Personal information
- Date of birth: 23 December 1968 (age 56)
- Original team(s): Wynyard (NWFU)

Playing career^{1}
- Years: Club / Games (Goals)
- 1987–1994: Footscray / 127 (76)
- 1995–1996: Fitzroy / 041 (13)
- Total:  / 168 (89)
- ^{1} Playing statistics correct to the end of 1996.

Career highlights
- Twice Footscray best and fairest runner-up;

= Simon Atkins (footballer) =

Australian rules footballer, born 1968

Simon Atkins (born 23 December 1968) is a former Australian rules football player who played with Footscray and Fitzroy Football Clubs in the Victorian (VFL) and Australian Football Leagues (AFL) from 1987 to 1996.

Nicknamed "The Axe", Atkins and his twin brother Paul were recruited from Wynyard Football Club in Tasmania and Atkins made his senior VFL debut in Round Two, 1987, against the Sydney Swans at the Sydney Cricket Ground (SCG), gathering three possessions in a 108-point loss to Sydney.

After only three matches in 1987 and none in 1988, Atkins became a key player at Footscray in 1989, playing 21 matches before his best season in 1990, when Atkins topped the competition in handballs.
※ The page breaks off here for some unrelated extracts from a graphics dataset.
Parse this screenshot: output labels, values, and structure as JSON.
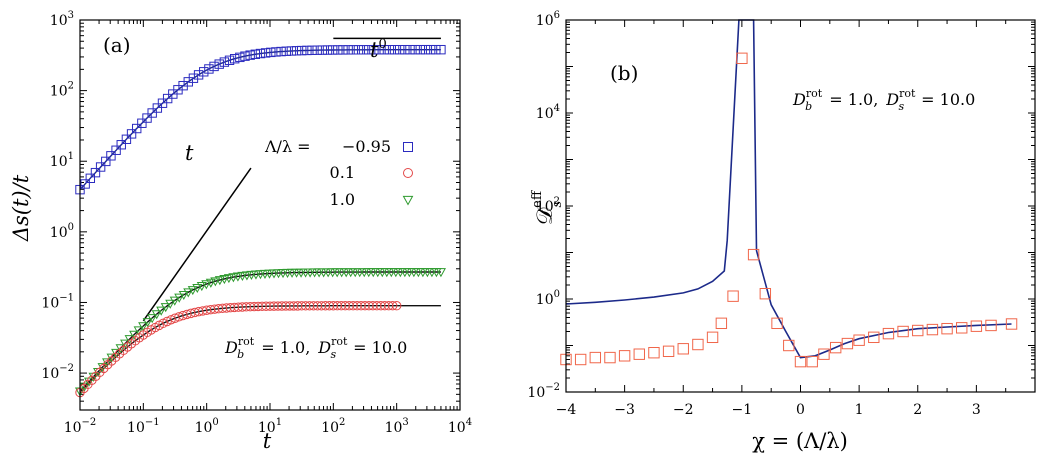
{
  "chart_data": [
    {
      "type": "scatter",
      "panel_label": "(a)",
      "xscale": "log",
      "yscale": "log",
      "xlim": [
        0.01,
        10000
      ],
      "ylim": [
        0.003,
        1000
      ],
      "xlabel": "t",
      "ylabel": "Δs(t)/t",
      "xticks": [
        {
          "base": "10",
          "exp": "−2",
          "value": 0.01
        },
        {
          "base": "10",
          "exp": "−1",
          "value": 0.1
        },
        {
          "base": "10",
          "exp": "0",
          "value": 1
        },
        {
          "base": "10",
          "exp": "1",
          "value": 10
        },
        {
          "base": "10",
          "exp": "2",
          "value": 100
        },
        {
          "base": "10",
          "exp": "3",
          "value": 1000
        },
        {
          "base": "10",
          "exp": "4",
          "value": 10000
        }
      ],
      "yticks": [
        {
          "base": "10",
          "exp": "−2",
          "value": 0.01
        },
        {
          "base": "10",
          "exp": "−1",
          "value": 0.1
        },
        {
          "base": "10",
          "exp": "0",
          "value": 1
        },
        {
          "base": "10",
          "exp": "1",
          "value": 10
        },
        {
          "base": "10",
          "exp": "2",
          "value": 100
        },
        {
          "base": "10",
          "exp": "3",
          "value": 1000
        }
      ],
      "legend_title": "Λ/λ =",
      "legend_placement": "center-right",
      "series": [
        {
          "name": "−0.95",
          "marker": "square",
          "color": "#2b2bbf",
          "plateau": 380,
          "t_cross": 0.95
        },
        {
          "name": "0.1",
          "marker": "circle",
          "color": "#e34848",
          "plateau": 0.09,
          "t_cross": 0.16
        },
        {
          "name": "1.0",
          "marker": "triangle-down",
          "color": "#2e9a2e",
          "plateau": 0.27,
          "t_cross": 0.48
        }
      ],
      "slope_guides": [
        {
          "label": "t",
          "t_from": 0.1,
          "t_to": 5,
          "y_from": 0.055,
          "y_to": 8
        },
        {
          "label": "t",
          "exponent": "0",
          "t_from": 100,
          "t_to": 5000,
          "y": 550
        }
      ],
      "annotation": {
        "a": "D",
        "a_sub": "b",
        "a_sup": "rot",
        "a_val": " = 1.0,",
        "b": "D",
        "b_sub": "s",
        "b_sup": "rot",
        "b_val": " = 10.0"
      }
    },
    {
      "type": "line",
      "panel_label": "(b)",
      "xscale": "linear",
      "yscale": "log",
      "xlim": [
        -4,
        4
      ],
      "ylim": [
        0.01,
        1000000
      ],
      "xlabel": "χ = (Λ/λ)",
      "ylabel": "Ds eff",
      "ylabel_parts": {
        "main": "𝒟",
        "sub": "s",
        "sup": "eff"
      },
      "xticks": [
        "−4",
        "−3",
        "−2",
        "−1",
        "0",
        "1",
        "2",
        "3"
      ],
      "xtick_values": [
        -4,
        -3,
        -2,
        -1,
        0,
        1,
        2,
        3
      ],
      "yticks": [
        {
          "base": "10",
          "exp": "−2",
          "value": 0.01
        },
        {
          "base": "10",
          "exp": "0",
          "value": 1
        },
        {
          "base": "10",
          "exp": "2",
          "value": 100
        },
        {
          "base": "10",
          "exp": "4",
          "value": 10000
        },
        {
          "base": "10",
          "exp": "6",
          "value": 1000000
        }
      ],
      "line": {
        "color": "#1c2a8a",
        "x": [
          -4.0,
          -3.5,
          -3.0,
          -2.5,
          -2.0,
          -1.75,
          -1.5,
          -1.3,
          -1.25,
          -1.05,
          -1.0,
          -0.8,
          -0.75,
          -0.5,
          -0.25,
          0.0,
          0.25,
          0.5,
          0.75,
          1.0,
          1.5,
          2.0,
          2.5,
          3.0,
          3.6
        ],
        "y": [
          0.78,
          0.85,
          0.95,
          1.1,
          1.35,
          1.65,
          2.4,
          4.0,
          18,
          1000000,
          1000000,
          1000000,
          11,
          0.75,
          0.2,
          0.055,
          0.06,
          0.08,
          0.11,
          0.14,
          0.19,
          0.23,
          0.25,
          0.27,
          0.29
        ]
      },
      "points": {
        "color": "#f0664a",
        "marker": "square",
        "x": [
          -4.0,
          -3.75,
          -3.5,
          -3.25,
          -3.0,
          -2.75,
          -2.5,
          -2.25,
          -2.0,
          -1.75,
          -1.5,
          -1.35,
          -1.15,
          -1.0,
          -0.8,
          -0.6,
          -0.4,
          -0.2,
          0.0,
          0.2,
          0.4,
          0.6,
          0.8,
          1.0,
          1.25,
          1.5,
          1.75,
          2.0,
          2.25,
          2.5,
          2.75,
          3.0,
          3.25,
          3.6
        ],
        "y": [
          0.05,
          0.05,
          0.055,
          0.055,
          0.06,
          0.065,
          0.07,
          0.075,
          0.085,
          0.105,
          0.15,
          0.3,
          1.15,
          150000,
          9,
          1.3,
          0.3,
          0.1,
          0.045,
          0.045,
          0.065,
          0.09,
          0.11,
          0.13,
          0.15,
          0.18,
          0.2,
          0.21,
          0.22,
          0.23,
          0.24,
          0.26,
          0.27,
          0.29
        ]
      },
      "annotation": {
        "a": "D",
        "a_sub": "b",
        "a_sup": "rot",
        "a_val": " = 1.0,",
        "b": "D",
        "b_sub": "s",
        "b_sup": "rot",
        "b_val": " = 10.0"
      }
    }
  ]
}
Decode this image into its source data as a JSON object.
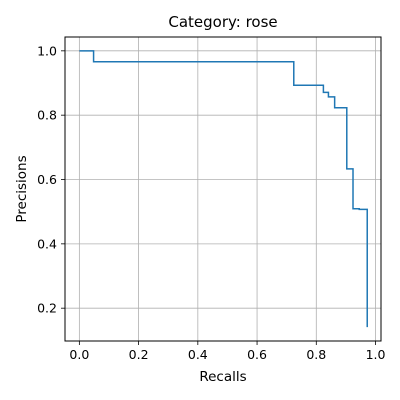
{
  "chart_data": {
    "type": "line",
    "title": "Category: rose",
    "xlabel": "Recalls",
    "ylabel": "Precisions",
    "xlim": [
      -0.0485,
      1.0185
    ],
    "ylim": [
      0.098,
      1.043
    ],
    "xticks": [
      0.0,
      0.2,
      0.4,
      0.6,
      0.8,
      1.0
    ],
    "xtick_labels": [
      "0.0",
      "0.2",
      "0.4",
      "0.6",
      "0.8",
      "1.0"
    ],
    "yticks": [
      0.2,
      0.4,
      0.6,
      0.8,
      1.0
    ],
    "ytick_labels": [
      "0.2",
      "0.4",
      "0.6",
      "0.8",
      "1.0"
    ],
    "grid": true,
    "step": true,
    "series": [
      {
        "color": "#1f77b4",
        "x": [
          0.0,
          0.048,
          0.048,
          0.724,
          0.724,
          0.824,
          0.824,
          0.841,
          0.841,
          0.862,
          0.862,
          0.903,
          0.903,
          0.924,
          0.924,
          0.945,
          0.945,
          0.972,
          0.972
        ],
        "y": [
          1.0,
          1.0,
          0.966,
          0.966,
          0.893,
          0.893,
          0.871,
          0.871,
          0.857,
          0.857,
          0.823,
          0.823,
          0.633,
          0.633,
          0.509,
          0.509,
          0.507,
          0.507,
          0.141
        ]
      }
    ]
  }
}
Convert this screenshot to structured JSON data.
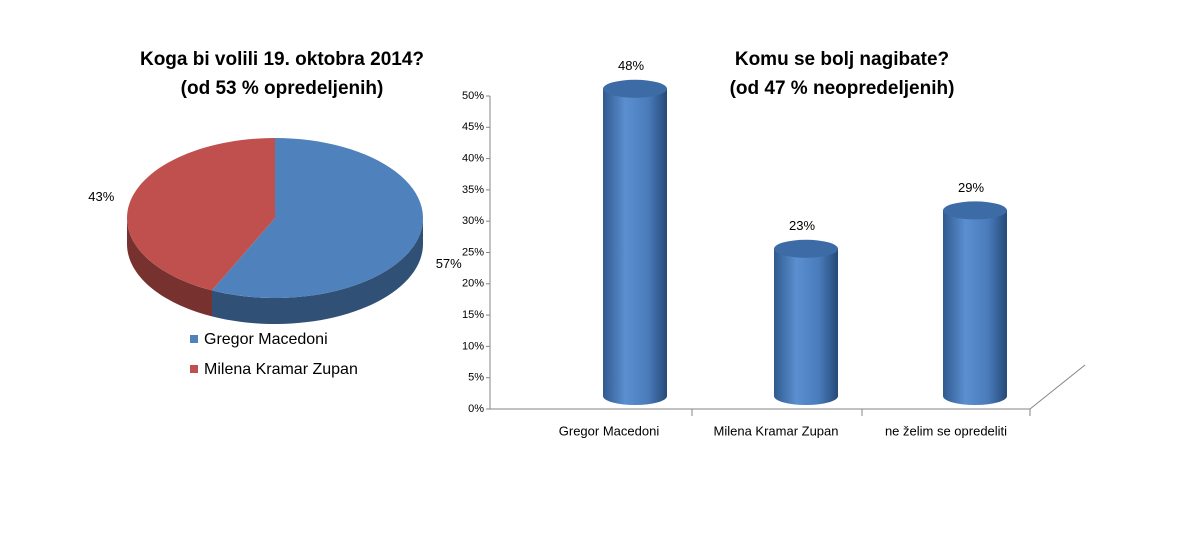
{
  "chart_data": [
    {
      "type": "pie",
      "title": "Koga bi volili 19. oktobra 2014?",
      "subtitle": "(od 53 % opredeljenih)",
      "categories": [
        "Gregor Macedoni",
        "Milena Kramar Zupan"
      ],
      "values": [
        57,
        43
      ],
      "value_labels": [
        "57%",
        "43%"
      ],
      "colors": [
        "#4f81bd",
        "#c0504d"
      ],
      "legend": "bottom"
    },
    {
      "type": "bar",
      "title": "Komu se bolj nagibate?",
      "subtitle": "(od 47 % neopredeljenih)",
      "categories": [
        "Gregor Macedoni",
        "Milena Kramar Zupan",
        "ne želim se opredeliti"
      ],
      "values": [
        48,
        23,
        29
      ],
      "value_labels": [
        "48%",
        "23%",
        "29%"
      ],
      "color": "#4f81bd",
      "ylim": [
        0,
        50
      ],
      "yticks": [
        {
          "value": 0,
          "label": "0%"
        },
        {
          "value": 5,
          "label": "5%"
        },
        {
          "value": 10,
          "label": "10%"
        },
        {
          "value": 15,
          "label": "15%"
        },
        {
          "value": 20,
          "label": "20%"
        },
        {
          "value": 25,
          "label": "25%"
        },
        {
          "value": 30,
          "label": "30%"
        },
        {
          "value": 35,
          "label": "35%"
        },
        {
          "value": 40,
          "label": "40%"
        },
        {
          "value": 45,
          "label": "45%"
        },
        {
          "value": 50,
          "label": "50%"
        }
      ]
    }
  ]
}
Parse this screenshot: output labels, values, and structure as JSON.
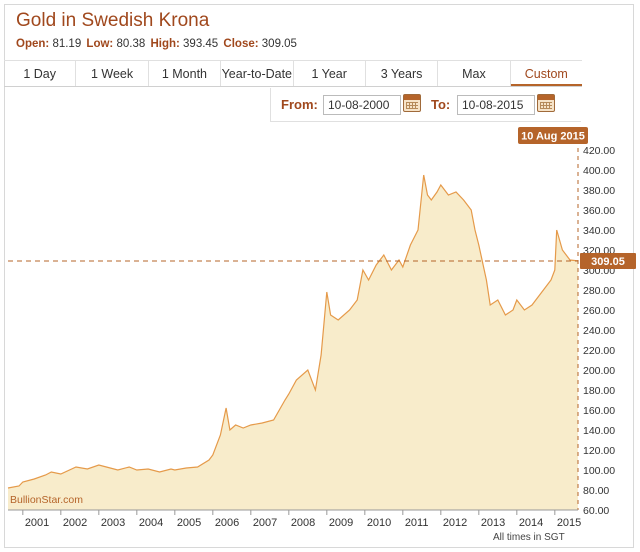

Atkins played most of his football as a centreman, complementing a strong midfield that also comprised the Brownlow Medallists Scott Wynd and Tony Liberatore. This successful combination was one of the reasons that Footscray made it to the preliminary final in 1992 after having a season that took most experts by surprise (remembering that the club almost disappeared at the end of the 1989 season).

Atkins is best remembered as a consistent winner of the ball who had a great capacity to feed the ball out to teammates from tight situations with "quick hands". His best seasons were in 1991 and 1992. When Alan Joyce took over from Terry Wheeler at the end of round two in 1994, it soon became clear that Atkins was not an automatic selection for a midfield role, and he was traded to Fitzroy at the end of that season. Holmesby and Main describe Atkins as "one of the side's best in its last two seasons" (referring to Fitzroy's last two seasons in the AFL), and "at his peak ... he was one of the most productive midfielders in the competition". Another attribute he is remembered for is the ability to kick goals from one quick step at the 50-metre mark. His return of 76 goals in 127 games with the Bulldogs is a very good one for a centreman. He was also the last person to kick a goal for Fitzroy in the AFL.

Atkins played a role as a special comments man during the ABC's Victorian Football League coverage in the late 2000s.

After retiring as a player, Atkins coached Werribee in the Victorian Football League between 2005 and 2010. In 2013 he will be an assistant coach for St Bernards Old Collegians in the Victorian Amateur Football Association.